Política

Justiça anula comissão que investigaria prefeito de Lucena e determina nova formação respeitando proporcionalidade partidária

Uma decisão da Justiça da Paraíba trouxe um novo capítulo para a crise política na Câmara Municipal de Lucena. Sentença proferida pela juíza Juliana Duarte Maroja, da 2ª Vara Mista da Comarca de Cabedelo, declarou nula a constituição da Comissão Processante nº 001/2025, criada para apurar supostas infrações político-administrativas no município, determinando que uma nova comissão seja formada respeitando critérios legais e regimentais.

A decisão foi proferida no âmbito de um mandado de segurança impetrado pela vereadora Severina Marinho dos Santos Bandeira, eleita pelo partido Avante, que questionou judicialmente a forma como a comissão havia sido criada dentro da Câmara.

Origem da disputa

De acordo com o processo judicial, a controvérsia começou após a sessão ordinária realizada em 9 de maio de 2025, quando o presidente da Câmara procedeu à formação da comissão processante responsável por investigar possíveis irregularidades político-administrativas.
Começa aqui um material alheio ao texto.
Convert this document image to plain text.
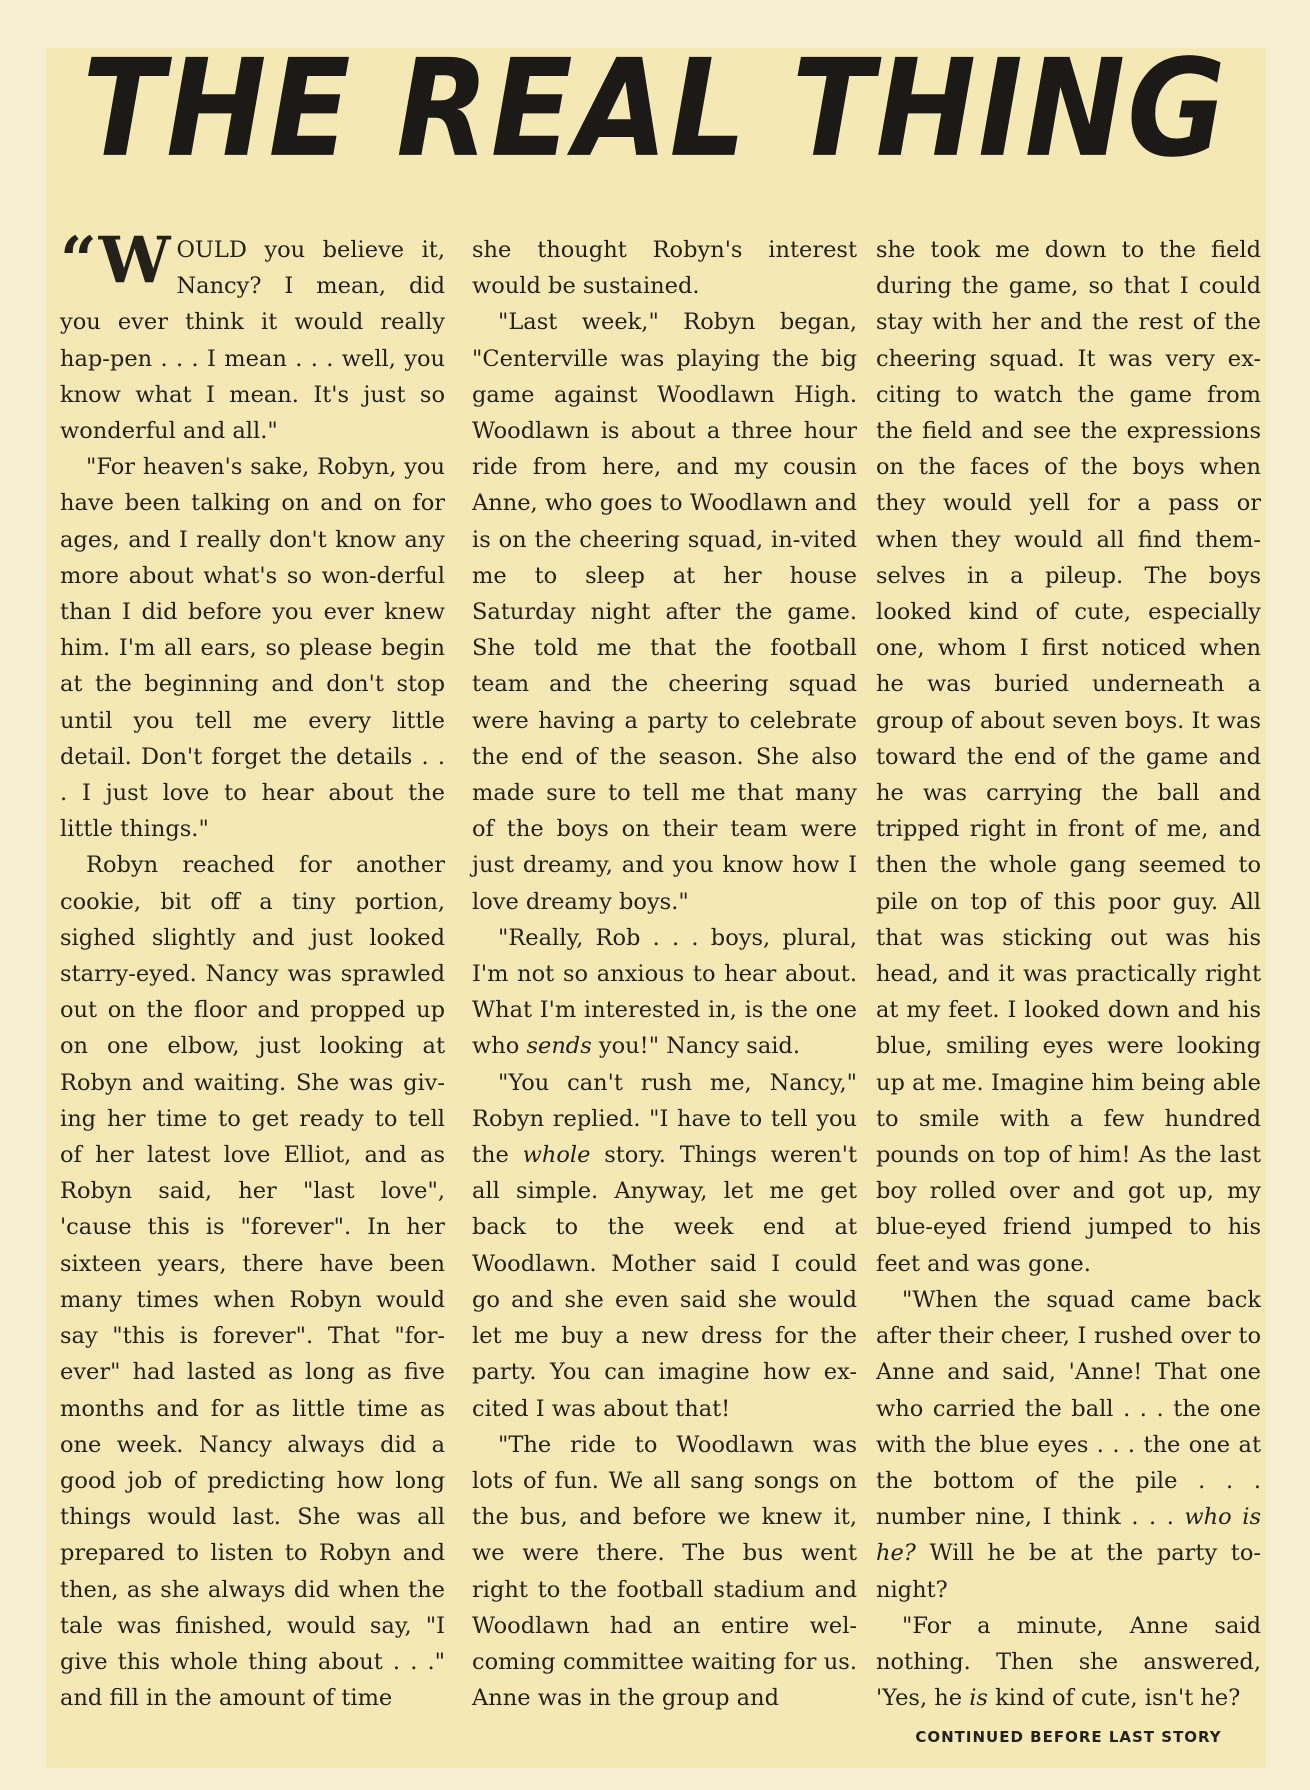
THE REAL THING

“W OULD you believe it, Nancy? I mean, did you ever think it would really hap-pen . . . I mean . . . well, you know what I mean. It's just so wonderful and all."

"For heaven's sake, Robyn, you have been talking on and on for ages, and I really don't know any more about what's so won-derful than I did before you ever knew him. I'm all ears, so please begin at the beginning and don't stop until you tell me every little detail. Don't forget the details . . . I just love to hear about the little things."

Robyn reached for another cookie, bit off a tiny portion, sighed slightly and just looked starry-eyed. Nancy was sprawled out on the floor and propped up on one elbow, just looking at Robyn and waiting. She was giv-ing her time to get ready to tell of her latest love Elliot, and as Robyn said, her "last love", 'cause this is "forever". In her sixteen years, there have been many times when Robyn would say "this is forever". That "for-ever" had lasted as long as five months and for as little time as one week. Nancy always did a good job of predicting how long things would last. She was all prepared to listen to Robyn and then, as she always did when the tale was finished, would say, "I give this whole thing about . . ." and fill in the amount of time

she thought Robyn's interest would be sustained.

"Last week," Robyn began, "Centerville was playing the big game against Woodlawn High. Woodlawn is about a three hour ride from here, and my cousin Anne, who goes to Woodlawn and is on the cheering squad, in-vited me to sleep at her house Saturday night after the game. She told me that the football team and the cheering squad were having a party to celebrate the end of the season. She also made sure to tell me that many of the boys on their team were just dreamy, and you know how I love dreamy boys."

"Really, Rob . . . boys, plural, I'm not so anxious to hear about. What I'm interested in, is the one who sends you!" Nancy said.

"You can't rush me, Nancy," Robyn replied. "I have to tell you the whole story. Things weren't all simple. Anyway, let me get back to the week end at Woodlawn. Mother said I could go and she even said she would let me buy a new dress for the party. You can imagine how ex-cited I was about that!

"The ride to Woodlawn was lots of fun. We all sang songs on the bus, and before we knew it, we were there. The bus went right to the football stadium and Woodlawn had an entire wel-coming committee waiting for us. Anne was in the group and

she took me down to the field during the game, so that I could stay with her and the rest of the cheering squad. It was very ex-citing to watch the game from the field and see the expressions on the faces of the boys when they would yell for a pass or when they would all find them-selves in a pileup. The boys looked kind of cute, especially one, whom I first noticed when he was buried underneath a group of about seven boys. It was toward the end of the game and he was carrying the ball and tripped right in front of me, and then the whole gang seemed to pile on top of this poor guy. All that was sticking out was his head, and it was practically right at my feet. I looked down and his blue, smiling eyes were looking up at me. Imagine him being able to smile with a few hundred pounds on top of him! As the last boy rolled over and got up, my blue-eyed friend jumped to his feet and was gone.

"When the squad came back after their cheer, I rushed over to Anne and said, 'Anne! That one who carried the ball . . . the one with the blue eyes . . . the one at the bottom of the pile . . . number nine, I think . . . who is he? Will he be at the party to-night?

"For a minute, Anne said nothing. Then she answered, 'Yes, he is kind of cute, isn't he?

CONTINUED BEFORE LAST STORY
Segundo a vereadora autora da ação, o procedimento adotado para escolher os membros da comissão não respeitou a proporcionalidade partidária prevista no Regimento Interno da Casa, regra fundamental para garantir representatividade política nas comissões legislativas.

A parlamentar sustentou que o Partido Avante possuía a maior bancada da Câmara, com três vereadores, o que lhe garantiria automaticamente ao menos uma vaga na comissão processante. Entretanto, em vez de respeitar essa divisão proporcional, foi realizado um sorteio geral entre vereadores que se declararam “disponíveis” para participar do colegiado, ignorando a distribuição de vagas por partido.

Para a vereadora, esse procedimento retirou das legendas políticas o direito de indicar ou definir internamente seus representantes.

Decisão da Justiça

Ao analisar o caso, a magistrada concluiu que houve violação das normas que regem o processo legislativo e o funcionamento das comissões parlamentares.

Na sentença, a juíza destacou que o Regimento Interno da Câmara determina que a formação das comissões deve garantir representação proporcional dos partidos ou blocos parlamentares, conforme previsto nos artigos 50 e 53 da norma interna da Casa.

Segundo a decisão, quando uma vaga pertence a determinado partido por força da proporcionalidade, cabe à própria legenda definir quem ocupará o posto, seja por indicação da liderança ou por sorteio interno entre seus membros.

A magistrada também ressaltou que a realização de um sorteio geral entre todos os vereadores disponíveis transformou um direito coletivo da bancada partidária em um evento aleatório, ferindo o princípio da proporcionalidade política.

Entendimento do Tribunal

O caso já havia sido analisado anteriormente pelo Tribunal de Justiça da Paraíba. Durante o processo, foi interposto um Agravo de Instrumento, no qual a relatora concedeu efeito suspensivo para paralisar os trabalhos da comissão processante, entendimento posteriormente confirmado pelo colegiado do tribunal.

Na ocasião, o Tribunal concluiu que a substituição da proporcionalidade partidária por um sorteio entre vereadores “disponíveis” comprometeu a legalidade e a legitimidade da formação da comissão.

Comissão e atos anulados

Na sessão em que a comissão foi formada, o colegiado ficou composto pelos seguintes vereadores:

  • Alecsandro Targino de Brito (Republicanos)
  • Fabiana Maria dos Santos Oliveira (PSB)
  • Josefa dos Santos Silva (Avante)

Contudo, a Justiça entendeu que a metodologia utilizada para a escolha dos integrantes foi irregular, motivo pelo qual não apenas a formação da comissão foi anulada, mas também todos os atos posteriores praticados por ela.

Determinação judicial

Na parte final da decisão, a juíza concedeu a segurança solicitada pela vereadora, declarando:

  • Nulidade da constituição da Comissão Processante nº 001/2025;
  • Anulação da Portaria GAPRE/CML nº 025/2025, que formalizou a comissão;
  • Invalidade de todos os atos praticados pelo colegiado;
  • Determinação para que uma nova comissão seja formada, obedecendo rigorosamente a proporcionalidade partidária e a autonomia das bancadas.

A sentença também estabelece que, após eventual prazo de recursos, o processo deverá ser encaminhado ao Tribunal de Justiça da Paraíba para reexame necessário, procedimento padrão em ações desse tipo.


Impacto político

A decisão representa um revés jurídico significativo para a condução do processo político dentro da Câmara de Lucena, já que toda a tramitação realizada pela comissão processante perde validade.

Com a anulação, o Legislativo municipal terá que reiniciar o processo de formação do colegiado, desta vez respeitando as regras de proporcionalidade partidária previstas no Regimento Interno da Casa.